In subsequent classes, we’ll see how Chef Han goes back in history with each dish, considering its origin, flavor profiles, and cooking techniques in order to represent it Labyrinth-style. With the char kway teow, each component represents painstaking effort and skill. The liver sausages are homemade, as is the oyster sauce. The South African abalone that crowns the dish is tasty if a little superfluous – a reminder that you are in a fine dining restaurant after all.

More interestingly, instead of regular kway teow noodles, sea bass fish maw is braised, steamed, and then stir-fried to achieve a texture that surpasses the kway teow itself. Inspired by how kway teow is historically used as a cheap replacement for fish maw, Labyrinth then does the opposite. Why this complex reverse engineering? Well, because they can.

Labyrinth
Photography: Labyrinth

And since part of Chef Han’s quest is to discover forgotten Singaporean dishes, we also discover the elusive Laksa Siglap, a dish sold only at two remaining hawker stalls in Singapore. Fun fact: There are more than 10 types of laksa in Singapore and Malaysia. Here, fish broth and coconut milk are mixed with tamarind and rempah for the broth, Medai fish slices are “velouted” in the traditional Chinese way, and vermicelli is replaced with the lesser-seen rolled laksam noodles. .
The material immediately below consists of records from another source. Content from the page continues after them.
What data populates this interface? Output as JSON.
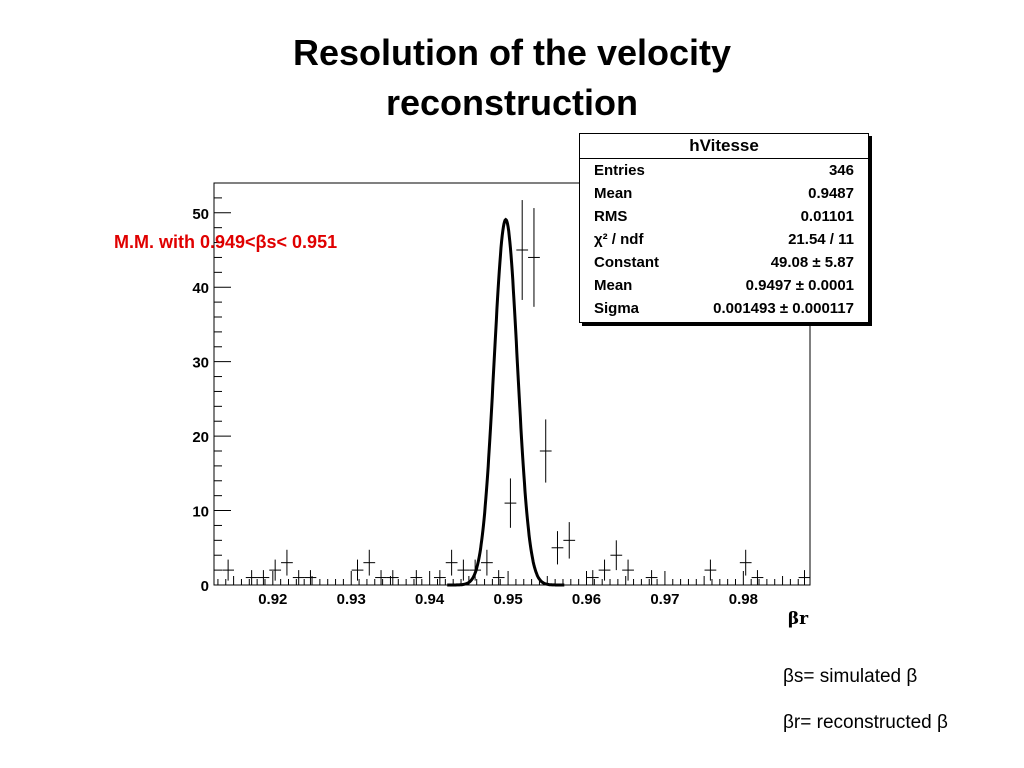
{
  "slide": {
    "title_line1": "Resolution of the velocity",
    "title_line2": "reconstruction",
    "annotation": "M.M. with 0.949<βs< 0.951",
    "notes": [
      "βs= simulated β",
      "βr= reconstructed β"
    ]
  },
  "stats_box": {
    "title": "hVitesse",
    "rows": [
      {
        "label": "Entries",
        "value": "346"
      },
      {
        "label": "Mean",
        "value": "0.9487"
      },
      {
        "label": "RMS",
        "value": "0.01101"
      },
      {
        "label": "χ² / ndf",
        "value": "21.54 / 11"
      },
      {
        "label": "Constant",
        "value": "49.08 ± 5.87"
      },
      {
        "label": "Mean",
        "value": "0.9497 ± 0.0001"
      },
      {
        "label": "Sigma",
        "value": "0.001493 ± 0.000117"
      }
    ]
  },
  "chart_data": {
    "type": "scatter",
    "title": "",
    "xlabel": "βr",
    "ylabel": "",
    "xlim": [
      0.9125,
      0.9885
    ],
    "ylim": [
      0,
      54
    ],
    "x_ticks": [
      "0.92",
      "0.93",
      "0.94",
      "0.95",
      "0.96",
      "0.97",
      "0.98"
    ],
    "y_ticks": [
      "0",
      "10",
      "20",
      "30",
      "40",
      "50"
    ],
    "bin_width": 0.0015,
    "series": [
      {
        "points": [
          {
            "x": 0.9143,
            "y": 2
          },
          {
            "x": 0.9173,
            "y": 1
          },
          {
            "x": 0.9188,
            "y": 1
          },
          {
            "x": 0.9203,
            "y": 2
          },
          {
            "x": 0.9218,
            "y": 3
          },
          {
            "x": 0.9233,
            "y": 1
          },
          {
            "x": 0.9248,
            "y": 1
          },
          {
            "x": 0.9308,
            "y": 2
          },
          {
            "x": 0.9323,
            "y": 3
          },
          {
            "x": 0.9338,
            "y": 1
          },
          {
            "x": 0.9353,
            "y": 1
          },
          {
            "x": 0.9383,
            "y": 1
          },
          {
            "x": 0.9413,
            "y": 1
          },
          {
            "x": 0.9428,
            "y": 3
          },
          {
            "x": 0.9443,
            "y": 2
          },
          {
            "x": 0.9458,
            "y": 2
          },
          {
            "x": 0.9473,
            "y": 3
          },
          {
            "x": 0.9488,
            "y": 1
          },
          {
            "x": 0.9503,
            "y": 11
          },
          {
            "x": 0.9518,
            "y": 45
          },
          {
            "x": 0.9533,
            "y": 44
          },
          {
            "x": 0.9548,
            "y": 18
          },
          {
            "x": 0.9563,
            "y": 5
          },
          {
            "x": 0.9578,
            "y": 6
          },
          {
            "x": 0.9608,
            "y": 1
          },
          {
            "x": 0.9623,
            "y": 2
          },
          {
            "x": 0.9638,
            "y": 4
          },
          {
            "x": 0.9653,
            "y": 2
          },
          {
            "x": 0.9683,
            "y": 1
          },
          {
            "x": 0.9758,
            "y": 2
          },
          {
            "x": 0.9803,
            "y": 3
          },
          {
            "x": 0.9818,
            "y": 1
          },
          {
            "x": 0.9878,
            "y": 1
          }
        ]
      }
    ],
    "fit": {
      "type": "gaussian",
      "constant": 49.08,
      "mean": 0.9497,
      "sigma": 0.001493
    }
  }
}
This procedure even extends to the desserts. We encounter a trio of surprises: azuki bean-filled rice wine, tang yuan, cereal and shrimp ice cream, and kaya “toast” – yes, dinner ends with breakfast.

Labyrinth
Photography: Labyrinth

These days, offering a prix fixe menu with Singaporean flavors and motifs is a risk in itself. How does Labyrinth achieve this while avoiding being labeled “kitsch”? Chef Han attributes this to his ability to “walk the fine line between what is truly authentic in terms of flavor and what is the refinement of those flavors.” And in our opinion, what he does is beneficial, even necessary, for our culinary scene.

No matter how you look at it, a $300 meal is crazy. But to anyone who considers themselves a foodie – and especially if local food is your jam – we’d say do it if you can. Indeed, dining at Labyrinth feels less like a dinner and more like a delicious three-hour intellectual experience for the food connoisseur. We also recommend it to tourists looking for a true immersion in Singaporean cuisine, not without conquering some of our best hawker centers first of course.

At a time when fine dining is starting to dwindle and even award-winning restaurants are struggling to stay afloat, the fact that Labyrinth’s new menu is moving forward with no signs of slowing down is truly encouraging.